J'aime bien faire ça aussi, ça me donne l'impression que c'est une autre personne qui marche à ma place, et alors je me demande par ou est-ce qu'elle va, qui est-ce qu'elle va rejoindre.
"Tu sais, j'ai fait v'la les écoles et tout... J'étais fan de Beckett... même si j'pense que dans le fond j'y ai jamais rien bitté. Mais j'étais douée tu sais, enfin c'est ce qu'on m'disait. Des théâtreux y'en a pleins qui galèrent à la sortie des écoles, mais moi j'ai pas eu ce soucis, j'étais une fleur parfaitement éclose... Qu'est-ce que j'dis... J'étais un putain d'arbre, une forêt ! En vrai j'étais chaque putain d'choses !"
Elle m'fait marrer la conne, et elle me sourit en retour.
"Et ouais mon gars, y'en a pleins qui se battaient juste pour trouver un rôle, et, crois moi, ça déconnait zéro. Ils y mettaient tout ce qu'ils avaient de plus hargneux, de plus méchant; ils y mettaient le bec, les ongles, les griffes, les dents.
En vrai c'est moche comme milieu, l'milieu d'la passion. A l'école pas d'soucis, les gens y sont pas encore assez con... c'est ensuite que...enfin.... j'ai eu du bol qu'on m'ai placée au dessus. Puis, c'était une époque ou j'avais trop d'compassion et d'amour pour les écarts des gens, pour leurs faiblesses et leurs lâchetés. J'pouvais pas ne pas les aimer pour ça, au moins un peu..."
Elle se perd, mais j'aime bien entendre des trucs comme ça. J'pense que c'est pour ça qu'on traine ensemble aussi.
"Mais y'a quand même des trucs sales. Puis quand quelqu'un te veut du mal et qu'tu réponds par de la compassion et d'la pitié, en général, ça le rend fou."
Là, elle s'arrête de parler, j'attends un peu mais elle continue pas. Elle à l'air distante; j'pense qu'elle rêve au loin de couleurs indéfinies, de lointains possibles. Dans ces moments faut laisser tranquille.
On arrive au Paki, on prend un bourbon qui pique, puis on termine le reste du trajet en silence.
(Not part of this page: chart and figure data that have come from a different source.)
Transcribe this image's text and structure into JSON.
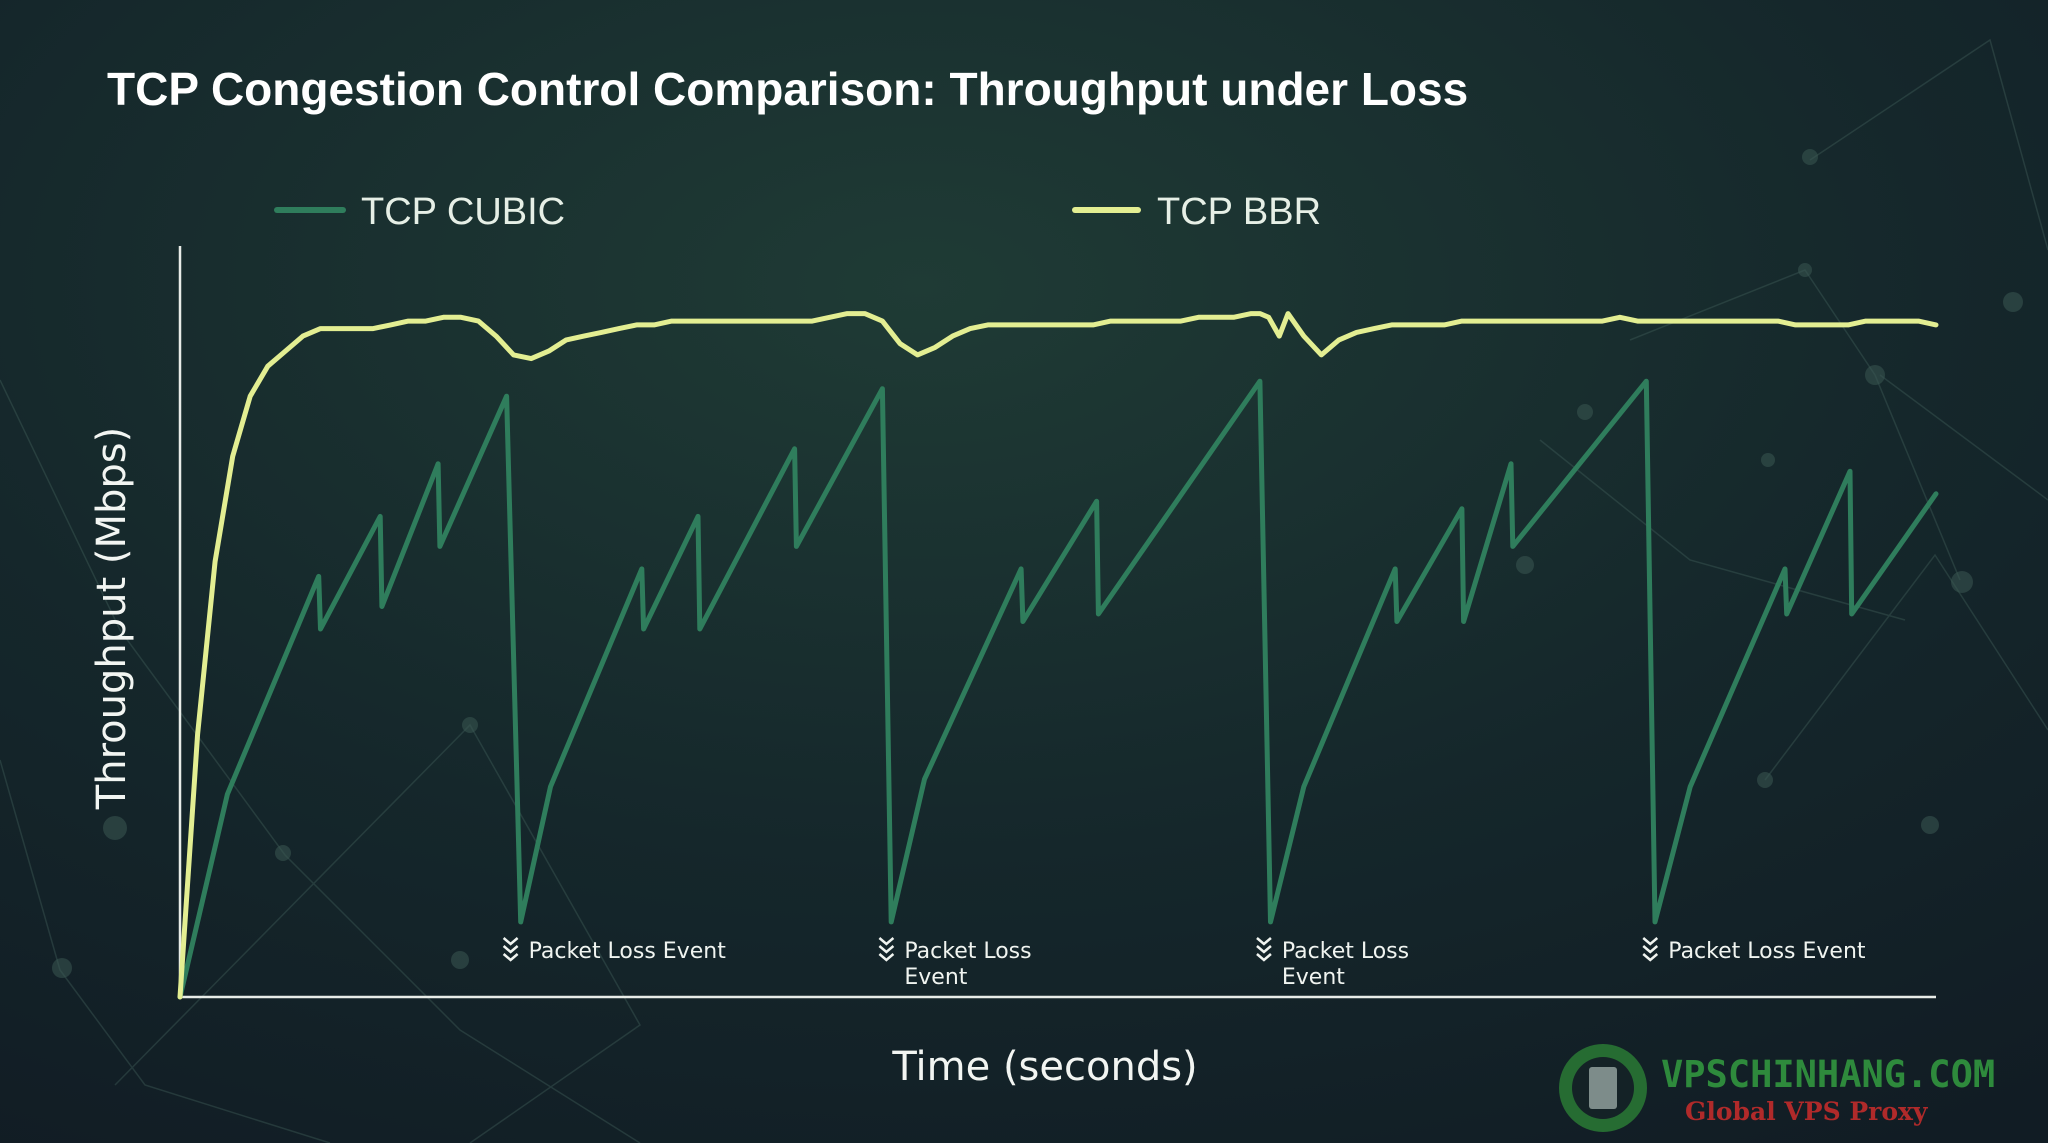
{
  "chart_data": {
    "type": "line",
    "title": "TCP Congestion Control Comparison: Throughput under Loss",
    "xlabel": "Time (seconds)",
    "ylabel": "Throughput (Mbps)",
    "xlim": [
      0,
      100
    ],
    "ylim": [
      0,
      100
    ],
    "grid": false,
    "legend_position": "top",
    "series": [
      {
        "name": "TCP CUBIC",
        "color": "#2f7d5c",
        "x": [
          0,
          2.7,
          7.9,
          8.0,
          11.4,
          11.5,
          14.7,
          14.8,
          18.6,
          19.4,
          21.1,
          26.3,
          26.4,
          29.5,
          29.6,
          35.0,
          35.1,
          40.0,
          40.5,
          42.4,
          47.9,
          48.0,
          52.2,
          52.3,
          61.5,
          62.1,
          64.0,
          69.2,
          69.3,
          73.0,
          73.1,
          75.8,
          75.9,
          83.5,
          84.0,
          86.0,
          91.4,
          91.5,
          95.1,
          95.2,
          100
        ],
        "y": [
          0,
          27,
          56,
          49,
          64,
          52,
          71,
          60,
          80,
          10,
          28,
          57,
          49,
          64,
          49,
          73,
          60,
          81,
          10,
          29,
          57,
          50,
          66,
          51,
          82,
          10,
          28,
          57,
          50,
          65,
          50,
          71,
          60,
          82,
          10,
          28,
          57,
          51,
          70,
          51,
          67
        ]
      },
      {
        "name": "TCP BBR",
        "color": "#e3ee92",
        "x": [
          0,
          1,
          2,
          3,
          4,
          5,
          6,
          7,
          8,
          9,
          10,
          11,
          12,
          13,
          14,
          15,
          16,
          17,
          18,
          19,
          20,
          21,
          22,
          23,
          24,
          25,
          26,
          27,
          28,
          29,
          30,
          31,
          32,
          33,
          34,
          35,
          36,
          37,
          38,
          39,
          40,
          41,
          42,
          43,
          44,
          45,
          46,
          47,
          48,
          49,
          50,
          51,
          52,
          53,
          54,
          55,
          56,
          57,
          58,
          59,
          60,
          61,
          61.5,
          62,
          62.6,
          63.1,
          64,
          65,
          66,
          67,
          68,
          69,
          70,
          71,
          72,
          73,
          74,
          75,
          76,
          77,
          78,
          79,
          80,
          81,
          82,
          83,
          84,
          85,
          86,
          87,
          88,
          89,
          90,
          91,
          92,
          93,
          94,
          95,
          96,
          97,
          98,
          99,
          100
        ],
        "y": [
          0,
          35,
          58,
          72,
          80,
          84,
          86,
          88,
          89,
          89,
          89,
          89,
          89.5,
          90,
          90,
          90.5,
          90.5,
          90,
          88,
          85.5,
          85,
          86,
          87.5,
          88,
          88.5,
          89,
          89.5,
          89.5,
          90,
          90,
          90,
          90,
          90,
          90,
          90,
          90,
          90,
          90.5,
          91,
          91,
          90,
          87,
          85.5,
          86.5,
          88,
          89,
          89.5,
          89.5,
          89.5,
          89.5,
          89.5,
          89.5,
          89.5,
          90,
          90,
          90,
          90,
          90,
          90.5,
          90.5,
          90.5,
          91,
          91,
          90.5,
          88,
          91,
          88,
          85.5,
          87.5,
          88.5,
          89,
          89.5,
          89.5,
          89.5,
          89.5,
          90,
          90,
          90,
          90,
          90,
          90,
          90,
          90,
          90,
          90.5,
          90,
          90,
          90,
          90,
          90,
          90,
          90,
          90,
          90,
          89.5,
          89.5,
          89.5,
          89.5,
          90,
          90,
          90,
          90,
          89.5
        ]
      }
    ],
    "annotations": [
      {
        "text": "Packet Loss Event",
        "x": 18.6
      },
      {
        "text": "Packet Loss\nEvent",
        "x": 40.0
      },
      {
        "text": "Packet Loss\nEvent",
        "x": 61.5
      },
      {
        "text": "Packet Loss Event",
        "x": 83.5
      }
    ]
  },
  "watermark": {
    "brand": "VPSCHINHANG.COM",
    "tagline": "Global VPS Proxy",
    "brand_color": "#2e8a3c",
    "tagline_color": "#b02a2a"
  },
  "colors": {
    "background": "#142226",
    "axis": "#e8ece8"
  }
}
Chez elle, toujours pas un mot, pas besoin pour ce qu'on fait en vérité. On épluche les légumes; "kshiiit-kshiiit" fait l'économe. Tout dans la casserole, avec le riz direct et une tomate, puis on bouffe, lentement. On est pas des gros mangeurs; l'habitude de jeûner. Par contre, on est des gros buveurs et elle nous sert deux verres à en faire pleurer une piscine.
"Désolé, j'suis encore un peu loin..." me tend-elle.
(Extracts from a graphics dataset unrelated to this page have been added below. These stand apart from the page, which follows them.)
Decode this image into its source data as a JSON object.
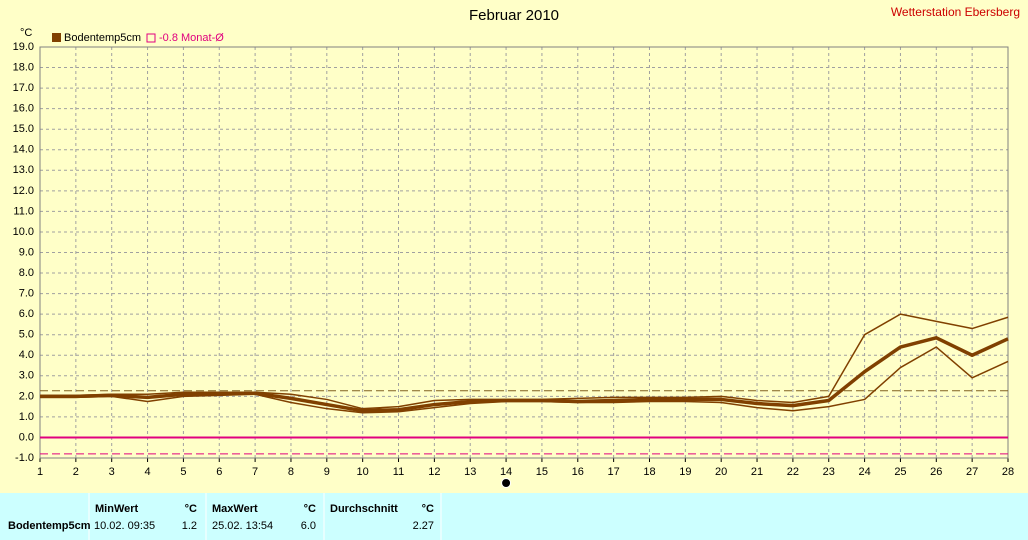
{
  "chart_data": {
    "type": "line",
    "title": "Februar 2010",
    "station": "Wetterstation Ebersberg",
    "y_unit": "°C",
    "x": [
      1,
      2,
      3,
      4,
      5,
      6,
      7,
      8,
      9,
      10,
      11,
      12,
      13,
      14,
      15,
      16,
      17,
      18,
      19,
      20,
      21,
      22,
      23,
      24,
      25,
      26,
      27,
      28
    ],
    "xlim": [
      1,
      28
    ],
    "xticks": [
      1,
      2,
      3,
      4,
      5,
      6,
      7,
      8,
      9,
      10,
      11,
      12,
      13,
      14,
      15,
      16,
      17,
      18,
      19,
      20,
      21,
      22,
      23,
      24,
      25,
      26,
      27,
      28
    ],
    "ylim": [
      -1,
      19
    ],
    "yticks": [
      {
        "value": -1,
        "label": "-1.0"
      },
      {
        "value": 0,
        "label": "0.0"
      },
      {
        "value": 1,
        "label": "1.0"
      },
      {
        "value": 2,
        "label": "2.0"
      },
      {
        "value": 3,
        "label": "3.0"
      },
      {
        "value": 4,
        "label": "4.0"
      },
      {
        "value": 5,
        "label": "5.0"
      },
      {
        "value": 6,
        "label": "6.0"
      },
      {
        "value": 7,
        "label": "7.0"
      },
      {
        "value": 8,
        "label": "8.0"
      },
      {
        "value": 9,
        "label": "9.0"
      },
      {
        "value": 10,
        "label": "10.0"
      },
      {
        "value": 11,
        "label": "11.0"
      },
      {
        "value": 12,
        "label": "12.0"
      },
      {
        "value": 13,
        "label": "13.0"
      },
      {
        "value": 14,
        "label": "14.0"
      },
      {
        "value": 15,
        "label": "15.0"
      },
      {
        "value": 16,
        "label": "16.0"
      },
      {
        "value": 17,
        "label": "17.0"
      },
      {
        "value": 18,
        "label": "18.0"
      },
      {
        "value": 19,
        "label": "19.0"
      }
    ],
    "grid": true,
    "series": [
      {
        "color": "#804000",
        "width": 1.5,
        "values": [
          2.05,
          2.05,
          2.1,
          2.1,
          2.2,
          2.2,
          2.2,
          2.1,
          1.85,
          1.4,
          1.5,
          1.8,
          1.85,
          1.85,
          1.85,
          1.9,
          1.95,
          1.95,
          1.95,
          2.0,
          1.8,
          1.7,
          2.0,
          5.0,
          6.0,
          5.65,
          5.3,
          5.85
        ]
      },
      {
        "name": "Bodentemp5cm",
        "color": "#804000",
        "width": 3.5,
        "values": [
          2.0,
          2.0,
          2.05,
          1.95,
          2.1,
          2.15,
          2.15,
          1.9,
          1.6,
          1.3,
          1.35,
          1.6,
          1.75,
          1.8,
          1.8,
          1.75,
          1.8,
          1.85,
          1.85,
          1.85,
          1.65,
          1.55,
          1.8,
          3.2,
          4.4,
          4.85,
          4.0,
          4.8
        ]
      },
      {
        "color": "#804000",
        "width": 1.5,
        "values": [
          1.95,
          1.95,
          2.0,
          1.75,
          2.0,
          2.05,
          2.1,
          1.7,
          1.4,
          1.2,
          1.25,
          1.45,
          1.65,
          1.75,
          1.75,
          1.7,
          1.7,
          1.75,
          1.75,
          1.7,
          1.45,
          1.3,
          1.5,
          1.85,
          3.4,
          4.4,
          2.9,
          3.7
        ]
      }
    ],
    "reference_lines": [
      {
        "value": 2.27,
        "color": "#806020",
        "dashed": true
      },
      {
        "value": 0,
        "color": "#e0007f",
        "dashed": false
      },
      {
        "value": -0.8,
        "label": "-0.8 Monat-Ø",
        "color": "#e0007f",
        "dashed": true
      }
    ],
    "cursor_x": 14
  },
  "table": {
    "headers": [
      "MinWert",
      "°C",
      "MaxWert",
      "°C",
      "Durchschnitt",
      "°C"
    ],
    "rows": [
      [
        "Bodentemp5cm",
        "10.02.  09:35",
        "1.2",
        "25.02.  13:54",
        "6.0",
        "2.27"
      ]
    ]
  }
}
-"T'inquiète, prend ton temps."
Elle me souris. Ça veut dire "t'es pas chiant", et dans son monde c'est déjà beaucoup. Ça lui redonne prise un peu avec l'autour : moi, l'appart, l'alcool dans la bouche.
"Tu sais, j'y serais surement encore si j'avais pas croisé ce gars là. J'aurai pt'être même percée vénère, genre Miou Miou, ou même c'te pétasse de Deneuve... Après, j'préfère en être là aujourd'hui. C'est plus confort l'anonymat, et j'pense que l'pognon ça ronge la tête. Sont surement tous cons à en bouffer du foin là haut."
C'est marrant, elle pointe le doigt vers le ciel quand elle dit ça.
"Mais ouais, surement que j'y serai encore si j'avais laissé l'autre con me bouffer l'mien. Il avait sa pièce, il était déjà en vu. Il m'a filé le premier rôle à la première audition, mais en vrai, il avait rien capté à mon jeu. Il avait juste bloqué sur mon cul je pense. C'est pour ça qu'aux répèt' il venait me placer lui même, en foutant ses mains partout, et vu que j'étais la seule à qui il faisait ça, j'lui ai dit au bout d'une semaine que c'était déplacé. Là, il me sort la tirade dithyrambique du metteur en scène qu'assume pas. J'suis qu'une extension de son corps, blablabla... Ducoup, j'lui ai dit qu'il avait pas besoin de me placer si il voulait me tripoter, qu'il avait qu'à faire comme tous les agresseurs sexuels et me mettre direct la main au cul. Ça, il a pas kiffé... Il est devenu rouge de honte, puis de colère, Puis il m'a pris la tête une heure entière avant de se barrer devant tout le monde.
J'avais pitié de lui, d'être prisonnier de tant connerie. A partir de là, il a essayé de me mettre la misère pour me briser à chaque occasion, et, comme j'en avais toujours autant rien à foutre, que je l'regardais avec toujours autant de compassion, il m'a juste dégagé une semaine avant la première.
Autant dire que la représentation était merdique au possible... Mais à force de lécher des culs il a eu sa seconde chance, et matière à me recouvrir de ses propres merdes. Il voulait m'faire du mal, et comme il y arrivait pas, il y allait toujours plus violent.
J'ai pas réagi... J'ai pas réagi parce que j'avais trop de force pour me battre avec quelqu'un qu'en avait si peu. Contrairement à moi, il aurait pas pu assumer sa chute.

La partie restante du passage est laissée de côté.